In regards to growing cannabis, there are a few schools of thought. Some like it as natural and “organic” (whatever that means) as possible; others aim for the highest yields, and still others want to focus on creating cultivar/chemovar consistency. There are hundreds of arguments about soil vs hydroponic, pesticides vs natural predators, and many other interesting issues. Unfortunately, my lack of knowledge shows here and I found these sessions less interesting. One thing I would say is that for consistency, reducing insect predation, and limiting cultivar contamination, hydroponics seems to be the strongest choice. However, it’s very pricey and has a less ‘natural’ feel in an industry that prides itself in its naturalness. For many, this means going more old school. Honestly, I can see both sides in this debate and, frankly, I think the industry will thrive with the competition of ideas and approaches. That being said, don’t necessarily listen to the folks who say they have the perfect bacteria-fungus mixture to make your stuff grow amazingly. We can only characterize and culture a tiny proportion of the microbes responsible for the symbiotic relationships with roots and the vast majority are unculturable. So, while I think these techniques are useful and will be more so into the future, I wouldn’t bet the farm on them, as it were.

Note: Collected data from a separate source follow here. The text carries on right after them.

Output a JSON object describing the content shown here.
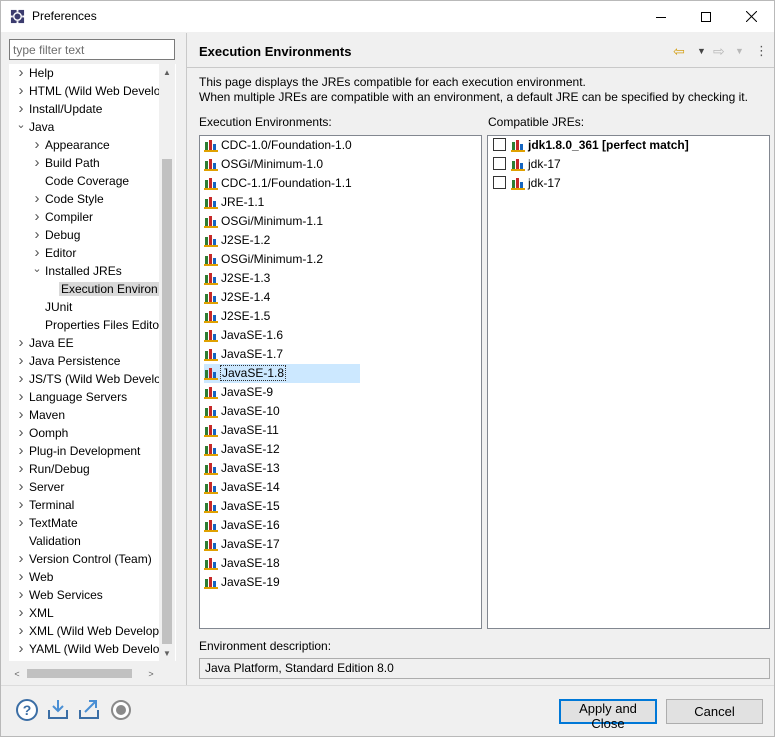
{
  "window": {
    "title": "Preferences"
  },
  "filter": {
    "placeholder": "type filter text"
  },
  "tree": [
    {
      "label": "Help",
      "indent": 0,
      "chev": ">"
    },
    {
      "label": "HTML (Wild Web Develo",
      "indent": 0,
      "chev": ">"
    },
    {
      "label": "Install/Update",
      "indent": 0,
      "chev": ">"
    },
    {
      "label": "Java",
      "indent": 0,
      "chev": "v"
    },
    {
      "label": "Appearance",
      "indent": 1,
      "chev": ">"
    },
    {
      "label": "Build Path",
      "indent": 1,
      "chev": ">"
    },
    {
      "label": "Code Coverage",
      "indent": 1,
      "chev": ""
    },
    {
      "label": "Code Style",
      "indent": 1,
      "chev": ">"
    },
    {
      "label": "Compiler",
      "indent": 1,
      "chev": ">"
    },
    {
      "label": "Debug",
      "indent": 1,
      "chev": ">"
    },
    {
      "label": "Editor",
      "indent": 1,
      "chev": ">"
    },
    {
      "label": "Installed JREs",
      "indent": 1,
      "chev": "v"
    },
    {
      "label": "Execution Environ",
      "indent": 2,
      "chev": "",
      "selected": true
    },
    {
      "label": "JUnit",
      "indent": 1,
      "chev": ""
    },
    {
      "label": "Properties Files Edito",
      "indent": 1,
      "chev": ""
    },
    {
      "label": "Java EE",
      "indent": 0,
      "chev": ">"
    },
    {
      "label": "Java Persistence",
      "indent": 0,
      "chev": ">"
    },
    {
      "label": "JS/TS (Wild Web Develo",
      "indent": 0,
      "chev": ">"
    },
    {
      "label": "Language Servers",
      "indent": 0,
      "chev": ">"
    },
    {
      "label": "Maven",
      "indent": 0,
      "chev": ">"
    },
    {
      "label": "Oomph",
      "indent": 0,
      "chev": ">"
    },
    {
      "label": "Plug-in Development",
      "indent": 0,
      "chev": ">"
    },
    {
      "label": "Run/Debug",
      "indent": 0,
      "chev": ">"
    },
    {
      "label": "Server",
      "indent": 0,
      "chev": ">"
    },
    {
      "label": "Terminal",
      "indent": 0,
      "chev": ">"
    },
    {
      "label": "TextMate",
      "indent": 0,
      "chev": ">"
    },
    {
      "label": "Validation",
      "indent": 0,
      "chev": ""
    },
    {
      "label": "Version Control (Team)",
      "indent": 0,
      "chev": ">"
    },
    {
      "label": "Web",
      "indent": 0,
      "chev": ">"
    },
    {
      "label": "Web Services",
      "indent": 0,
      "chev": ">"
    },
    {
      "label": "XML",
      "indent": 0,
      "chev": ">"
    },
    {
      "label": "XML (Wild Web Develop",
      "indent": 0,
      "chev": ">"
    },
    {
      "label": "YAML (Wild Web Develo",
      "indent": 0,
      "chev": ">"
    }
  ],
  "page": {
    "title": "Execution Environments",
    "description_line1": "This page displays the JREs compatible for each execution environment.",
    "description_line2": "When multiple JREs are compatible with an environment, a default JRE can be specified by checking it.",
    "envs_label": "Execution Environments:",
    "jres_label": "Compatible JREs:",
    "environments": [
      "CDC-1.0/Foundation-1.0",
      "OSGi/Minimum-1.0",
      "CDC-1.1/Foundation-1.1",
      "JRE-1.1",
      "OSGi/Minimum-1.1",
      "J2SE-1.2",
      "OSGi/Minimum-1.2",
      "J2SE-1.3",
      "J2SE-1.4",
      "J2SE-1.5",
      "JavaSE-1.6",
      "JavaSE-1.7",
      "JavaSE-1.8",
      "JavaSE-9",
      "JavaSE-10",
      "JavaSE-11",
      "JavaSE-12",
      "JavaSE-13",
      "JavaSE-14",
      "JavaSE-15",
      "JavaSE-16",
      "JavaSE-17",
      "JavaSE-18",
      "JavaSE-19"
    ],
    "selected_environment": "JavaSE-1.8",
    "jres": [
      {
        "name": "jdk1.8.0_361 [perfect match]",
        "checked": false,
        "bold": true
      },
      {
        "name": "jdk-17",
        "checked": false,
        "bold": false
      },
      {
        "name": "jdk-17",
        "checked": false,
        "bold": false
      }
    ],
    "env_desc_label": "Environment description:",
    "env_desc_value": "Java Platform, Standard Edition 8.0"
  },
  "buttons": {
    "apply_close": "Apply and Close",
    "cancel": "Cancel"
  },
  "colors": {
    "selection": "#cce8ff",
    "default_button_border": "#0078d7"
  }
}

IV. Regulatory and Analytical
The final area of the conference I wanted to discuss were the regulatory and analytics aspects since these seem to be inseparably intertwined. The more and more cannabis comes into the light, the brighter the spotlight of regulation will become. My takeaways here are to make establishing Good Manufacturing Practices (GMP) and Good Laboratory Practices (GLP) a strategic priority for your companies, and monitor internal compliance using ISO9000-type internal audits. Developing robust Standard Operating Procedures and documentation practices will take some effort but will pay off in the long run. Companies in the medical cannabis space also will want to look into establishing in-house testing and getting experienced personnel doing your quality work; recruit quality professionals from pharmaceutical and cosmetic backgrounds, as those industries have already gone through these growing pains and understand FDA scrutiny.
Overall, it was a valuable conference to attend and meet many of the players working hard in the cannabis industry. Everyone is passionate about bringing cannabis “into the light” and generating good research and good practices. Many experts from the food, pharmaceutical, and cosmetic industries have a lot to teach those in the cannabis industry. The most important problem to be solved in the near future is getting everyone speaking the same language via a common taxonomy.